I don't know if you have ever encountered such a situation, such as an e-book in pdf format. We often browse part of it, and the e-book has a large number of pages. Whenever you need to browse, you need to turn to the corresponding page number, which is a little cumbersome.
In other cases, for example, if we want to share part of the contents of the pdf file to others, we also need to use pdf paging, which can not only analyze the specified contents, but also reduce the size of the sent file O(∩∩) O ha~
In short, pdf pagination is something we will inevitably encounter in real life. When you encounter, how do you solve it?

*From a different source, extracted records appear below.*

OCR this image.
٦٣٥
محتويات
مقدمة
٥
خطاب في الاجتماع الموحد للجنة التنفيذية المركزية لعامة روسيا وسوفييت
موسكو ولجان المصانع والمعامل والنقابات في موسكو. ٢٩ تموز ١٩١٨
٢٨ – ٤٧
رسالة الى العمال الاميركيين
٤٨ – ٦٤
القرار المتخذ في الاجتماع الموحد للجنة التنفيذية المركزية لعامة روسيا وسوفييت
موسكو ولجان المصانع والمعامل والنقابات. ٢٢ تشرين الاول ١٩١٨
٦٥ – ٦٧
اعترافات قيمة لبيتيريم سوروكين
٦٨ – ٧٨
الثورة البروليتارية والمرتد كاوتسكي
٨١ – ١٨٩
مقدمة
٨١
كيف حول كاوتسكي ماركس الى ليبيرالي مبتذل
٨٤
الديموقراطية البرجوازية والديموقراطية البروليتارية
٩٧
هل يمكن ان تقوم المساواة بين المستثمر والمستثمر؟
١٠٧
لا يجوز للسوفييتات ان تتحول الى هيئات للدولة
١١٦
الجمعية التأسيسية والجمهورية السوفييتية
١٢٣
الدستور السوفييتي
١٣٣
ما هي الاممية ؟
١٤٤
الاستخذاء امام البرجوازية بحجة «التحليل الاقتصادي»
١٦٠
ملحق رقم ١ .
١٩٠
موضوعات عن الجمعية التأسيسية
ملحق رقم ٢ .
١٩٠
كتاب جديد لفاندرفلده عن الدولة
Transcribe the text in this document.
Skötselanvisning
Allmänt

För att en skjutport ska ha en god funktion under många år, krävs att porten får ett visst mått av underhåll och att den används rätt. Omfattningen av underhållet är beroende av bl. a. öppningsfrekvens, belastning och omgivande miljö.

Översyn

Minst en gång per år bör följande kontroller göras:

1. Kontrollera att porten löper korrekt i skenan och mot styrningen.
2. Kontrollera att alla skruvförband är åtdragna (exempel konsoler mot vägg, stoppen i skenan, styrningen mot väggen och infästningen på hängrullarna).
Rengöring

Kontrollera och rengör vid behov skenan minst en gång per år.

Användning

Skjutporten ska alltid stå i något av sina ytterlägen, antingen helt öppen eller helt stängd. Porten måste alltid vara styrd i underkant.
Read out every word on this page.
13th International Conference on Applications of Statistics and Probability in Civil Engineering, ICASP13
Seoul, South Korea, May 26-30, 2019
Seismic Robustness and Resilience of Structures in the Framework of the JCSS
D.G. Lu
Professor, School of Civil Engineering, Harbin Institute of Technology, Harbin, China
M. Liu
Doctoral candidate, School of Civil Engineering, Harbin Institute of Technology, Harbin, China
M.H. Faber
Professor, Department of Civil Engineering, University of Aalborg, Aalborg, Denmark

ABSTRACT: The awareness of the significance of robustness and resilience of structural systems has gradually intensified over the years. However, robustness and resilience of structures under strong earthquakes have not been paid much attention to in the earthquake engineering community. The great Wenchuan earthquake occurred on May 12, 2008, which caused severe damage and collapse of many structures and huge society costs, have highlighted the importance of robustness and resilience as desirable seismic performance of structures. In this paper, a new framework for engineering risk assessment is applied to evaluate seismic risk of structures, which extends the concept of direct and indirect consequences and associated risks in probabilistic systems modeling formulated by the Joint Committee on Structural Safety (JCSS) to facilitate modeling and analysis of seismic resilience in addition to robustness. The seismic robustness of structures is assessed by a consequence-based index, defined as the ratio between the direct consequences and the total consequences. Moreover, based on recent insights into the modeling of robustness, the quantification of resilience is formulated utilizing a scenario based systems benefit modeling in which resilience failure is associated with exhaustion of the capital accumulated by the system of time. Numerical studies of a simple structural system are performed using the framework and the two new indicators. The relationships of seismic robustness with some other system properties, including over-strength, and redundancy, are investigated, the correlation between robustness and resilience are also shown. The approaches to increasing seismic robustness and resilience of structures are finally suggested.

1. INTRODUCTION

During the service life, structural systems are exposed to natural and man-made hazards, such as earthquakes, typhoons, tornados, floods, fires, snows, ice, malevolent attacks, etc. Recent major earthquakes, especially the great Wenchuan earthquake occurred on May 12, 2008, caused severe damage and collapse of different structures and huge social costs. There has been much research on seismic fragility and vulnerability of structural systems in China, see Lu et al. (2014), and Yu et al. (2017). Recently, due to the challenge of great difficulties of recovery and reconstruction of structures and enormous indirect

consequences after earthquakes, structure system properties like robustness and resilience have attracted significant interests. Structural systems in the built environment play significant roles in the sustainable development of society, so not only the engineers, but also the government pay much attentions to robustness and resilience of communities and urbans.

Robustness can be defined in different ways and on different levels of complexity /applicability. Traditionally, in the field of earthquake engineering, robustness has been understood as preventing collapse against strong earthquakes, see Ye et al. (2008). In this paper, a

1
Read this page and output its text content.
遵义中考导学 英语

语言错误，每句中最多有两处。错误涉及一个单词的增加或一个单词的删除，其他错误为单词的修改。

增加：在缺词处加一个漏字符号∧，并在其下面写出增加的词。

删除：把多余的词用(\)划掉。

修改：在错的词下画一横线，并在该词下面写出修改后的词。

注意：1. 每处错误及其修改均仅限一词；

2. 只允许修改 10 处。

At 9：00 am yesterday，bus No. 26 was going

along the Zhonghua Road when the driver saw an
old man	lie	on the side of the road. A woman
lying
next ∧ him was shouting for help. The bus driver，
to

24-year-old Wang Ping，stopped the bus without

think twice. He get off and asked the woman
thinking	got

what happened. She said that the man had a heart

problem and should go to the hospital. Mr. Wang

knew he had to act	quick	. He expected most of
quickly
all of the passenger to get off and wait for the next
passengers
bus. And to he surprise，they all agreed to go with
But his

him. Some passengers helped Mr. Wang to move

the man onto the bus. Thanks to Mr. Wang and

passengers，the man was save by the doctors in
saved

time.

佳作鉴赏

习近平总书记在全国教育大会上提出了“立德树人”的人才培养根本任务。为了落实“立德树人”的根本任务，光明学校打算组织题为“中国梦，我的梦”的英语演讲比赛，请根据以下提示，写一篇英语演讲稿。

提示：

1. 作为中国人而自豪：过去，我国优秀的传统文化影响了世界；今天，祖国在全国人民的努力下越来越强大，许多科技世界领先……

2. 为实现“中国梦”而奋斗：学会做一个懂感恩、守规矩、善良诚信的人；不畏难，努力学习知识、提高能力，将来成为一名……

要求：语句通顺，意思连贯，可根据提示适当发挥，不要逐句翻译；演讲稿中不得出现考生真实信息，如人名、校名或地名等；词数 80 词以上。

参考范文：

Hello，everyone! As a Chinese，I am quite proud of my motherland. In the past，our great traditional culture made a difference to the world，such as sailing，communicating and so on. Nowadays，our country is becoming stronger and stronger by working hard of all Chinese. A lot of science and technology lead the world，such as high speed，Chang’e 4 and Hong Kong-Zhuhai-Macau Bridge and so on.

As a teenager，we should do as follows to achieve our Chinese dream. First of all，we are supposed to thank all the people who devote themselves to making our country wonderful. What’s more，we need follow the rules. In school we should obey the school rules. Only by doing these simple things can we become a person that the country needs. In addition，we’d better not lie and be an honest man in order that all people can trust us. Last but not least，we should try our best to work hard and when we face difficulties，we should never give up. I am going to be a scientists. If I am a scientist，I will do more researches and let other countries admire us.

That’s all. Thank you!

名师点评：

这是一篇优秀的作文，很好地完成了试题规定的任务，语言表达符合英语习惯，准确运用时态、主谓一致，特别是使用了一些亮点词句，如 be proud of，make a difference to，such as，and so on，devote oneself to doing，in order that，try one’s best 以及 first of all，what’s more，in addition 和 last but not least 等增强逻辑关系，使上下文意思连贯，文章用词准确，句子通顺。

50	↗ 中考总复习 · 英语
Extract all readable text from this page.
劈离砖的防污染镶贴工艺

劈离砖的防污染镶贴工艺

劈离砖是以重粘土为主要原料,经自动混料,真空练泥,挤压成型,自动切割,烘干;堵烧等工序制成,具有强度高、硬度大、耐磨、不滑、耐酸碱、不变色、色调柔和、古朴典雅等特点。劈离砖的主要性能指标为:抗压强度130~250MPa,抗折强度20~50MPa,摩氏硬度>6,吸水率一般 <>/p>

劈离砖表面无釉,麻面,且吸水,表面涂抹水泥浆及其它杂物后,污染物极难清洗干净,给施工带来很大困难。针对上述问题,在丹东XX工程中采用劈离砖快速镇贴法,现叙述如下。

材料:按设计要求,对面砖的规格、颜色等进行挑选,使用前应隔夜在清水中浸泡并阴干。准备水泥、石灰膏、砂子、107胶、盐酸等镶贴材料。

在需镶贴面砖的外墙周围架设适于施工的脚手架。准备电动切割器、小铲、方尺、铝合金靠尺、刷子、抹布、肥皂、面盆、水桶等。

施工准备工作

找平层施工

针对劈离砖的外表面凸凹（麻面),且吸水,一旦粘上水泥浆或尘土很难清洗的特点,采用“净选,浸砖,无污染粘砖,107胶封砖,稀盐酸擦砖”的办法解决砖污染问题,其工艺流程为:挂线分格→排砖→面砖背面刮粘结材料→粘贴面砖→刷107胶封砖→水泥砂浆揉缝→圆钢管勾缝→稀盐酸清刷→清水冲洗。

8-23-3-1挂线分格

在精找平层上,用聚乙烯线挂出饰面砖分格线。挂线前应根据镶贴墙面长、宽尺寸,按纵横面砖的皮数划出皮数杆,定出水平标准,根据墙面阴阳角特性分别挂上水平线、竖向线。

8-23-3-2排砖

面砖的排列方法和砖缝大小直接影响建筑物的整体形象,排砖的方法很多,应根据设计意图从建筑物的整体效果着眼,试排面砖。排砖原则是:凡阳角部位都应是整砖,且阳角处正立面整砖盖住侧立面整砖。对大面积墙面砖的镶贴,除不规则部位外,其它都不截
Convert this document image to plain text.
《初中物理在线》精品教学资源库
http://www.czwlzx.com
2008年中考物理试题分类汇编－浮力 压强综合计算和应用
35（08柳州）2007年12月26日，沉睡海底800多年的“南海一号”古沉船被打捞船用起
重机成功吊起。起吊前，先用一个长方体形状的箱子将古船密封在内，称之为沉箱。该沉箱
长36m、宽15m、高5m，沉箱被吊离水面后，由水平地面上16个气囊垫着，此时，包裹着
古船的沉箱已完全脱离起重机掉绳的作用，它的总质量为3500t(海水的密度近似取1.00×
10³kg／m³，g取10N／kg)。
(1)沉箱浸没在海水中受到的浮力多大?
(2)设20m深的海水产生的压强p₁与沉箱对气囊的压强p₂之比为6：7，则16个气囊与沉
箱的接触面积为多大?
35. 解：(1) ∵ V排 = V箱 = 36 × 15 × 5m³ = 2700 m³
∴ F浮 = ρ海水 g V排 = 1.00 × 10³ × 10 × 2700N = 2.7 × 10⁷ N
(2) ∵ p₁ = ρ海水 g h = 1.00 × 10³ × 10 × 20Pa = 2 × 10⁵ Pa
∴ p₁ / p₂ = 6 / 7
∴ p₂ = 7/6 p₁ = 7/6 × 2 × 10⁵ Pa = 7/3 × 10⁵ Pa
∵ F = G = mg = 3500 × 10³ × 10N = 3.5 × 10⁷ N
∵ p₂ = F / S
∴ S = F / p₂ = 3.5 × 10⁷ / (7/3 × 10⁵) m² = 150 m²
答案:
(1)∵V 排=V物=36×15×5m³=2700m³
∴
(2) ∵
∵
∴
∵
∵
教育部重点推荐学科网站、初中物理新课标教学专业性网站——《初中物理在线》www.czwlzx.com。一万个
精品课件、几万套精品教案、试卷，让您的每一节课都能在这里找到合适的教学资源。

In Python, pdf pagination is extremely simple. You only need to run a few lines of code to achieve it. No matter how large your pdf file is, let's take a look~
Note: I annotate the function of each part of the code, and then come back to the back of the code. Pay attention to check it~
from PyPDF2 import PdfFileReader, PdfFileWriter import os def split(path, page_num): try: # The capture value is an abnormal error, that is, when only one page number is entered page_start, page_end = page_num.split() except ValueError: page_start = page_num page_end = page_num output_name = os.path.splitext(path)[0] + f'({page_start}-{page_end}).pdf' # Output split pdf file page_start, page_end = int(page_start), int(page_end) # Convert page number to integer type if os.path.splitext(path)[1] == '': # Determine whether the file format ends in. pdf path = path + ".pdf" try: pdf = PdfFileReader(path) # Read pdf except FileNotFoundError: print("Error:Please confirm your input pdf Whether the file exists!") return pdf_writer = PdfFileWriter() # pdf write object if page_start < 1 or page_end > pdf.getNumPages(): # Judge whether the page number is within a reasonable range, that is, whether it is less than or greater than the number of pages of pdf file print("Error:The page number exceeds the reasonable range. Please make sure that the range of pages you entered is within the reasonable range!") return for page in range(page_start-1, page_end): # The range of pdf pages to be divided. Since the number of pages read starts from 0, it is reduced by 1 pdf_writer.addPage(pdf.getPage(page)) # pdf pages are read, stored in memory and not written with open(output_name, 'wb') as output_pdf: pdf_writer.write(output_pdf) # Start writing pdf in the specified page range print("After paging, please check:" + output_name) if __name__ == '__main__': source_path = input("Please enter the to be split pdf File:") # pdf file to be split pages = input("Please enter the start page and end page of the split,Separate with spaces:") split(source_path, pages)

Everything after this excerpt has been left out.